Yili’s arrival will doubtless give a new impulse to the development of the R&D landscape in Wageningen and on the campus. Thanks to all the media attention in China, Caessens has already had visits from two other Chinese companies seeking to explore the possibilities for collaboration and a branch on campus. Wageningen UR, Oost NV and the ministry of EZ also have a list of names of companies which are a good match with Wageningen’s research topics and could strengthen the cluster. Both Asian and American companies are on the list. Caessens hopes to attract not just agro and food companies but also companies wanting to invest in R&D in the field of the biobased economy. The copycat effect is the basis of a tried and trusted strategy here, with one company’s move attracting the interest of others, as more and more companies realize they can no longer innovate fast enough in their separate R&D centres, and need to collaborate with other parties, says Kemperink. ‘They need to develop new products fast; the ‘time to market’ is short. To do that you have to collaborate in clusters and where necessary, incorporate small knowledge companies with new technology. It is all about exchange and the dynamics of people and knowl­edge.’

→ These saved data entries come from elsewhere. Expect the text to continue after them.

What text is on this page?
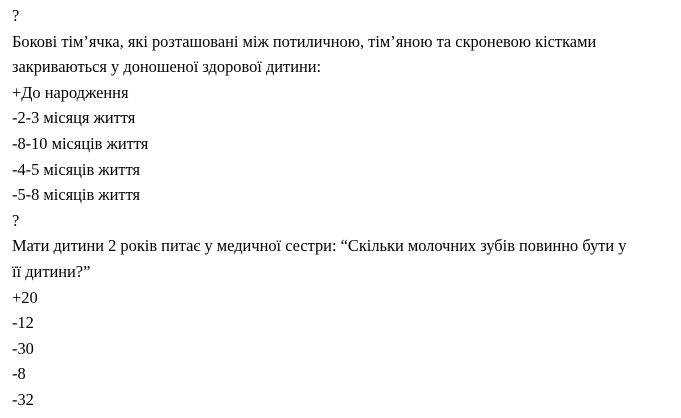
?

Бокові тім’ячка, які розташовані між потиличною, тім’яною та скроневою кістками

закриваються у доношеної здорової дитини:

+До народження

-2-3 місяця життя

-8-10 місяців життя

-4-5 місяців життя

-5-8 місяців життя

?

Мати дитини 2 років питає у медичної сестри: “Скільки молочних зубів повинно бути у

її дитини?”

+20

-12

-30

-8

-32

Food Valley in figures The majority of the companies with which Wageningen UR collaborates are not located on the campus. They are elsewhere in Wageningen or in the Food Valley region in a radius of 30 kilometres around Wageningen. This region boasts more than 1500 agro- and food-related companies (not including freelancers, retailers and farms), says development agency Oost NV, basing its figures on a baseline study done by four Wageningen students. In the last nine years, Oost NV has been involved in more than 200 investment applications in the Food Valley region from agrofood companies wanting to establish themselves there, or to expand, or to set up collaborative projects with the university, DLO or other local knowledge organizations. The harvest so far: more than 30 companies have established themselves, more than 20 have expanded, and more than 40 joint projects have been established with the collaboration of Oost NV. These investments have led to the creation of at least 1600 jobs in the Food Valley region, says the development agency. Of the companies seeking to invest here, 37 percent come from the Nether­lands, 26 percent from Asia, and 20 percent from North and South America.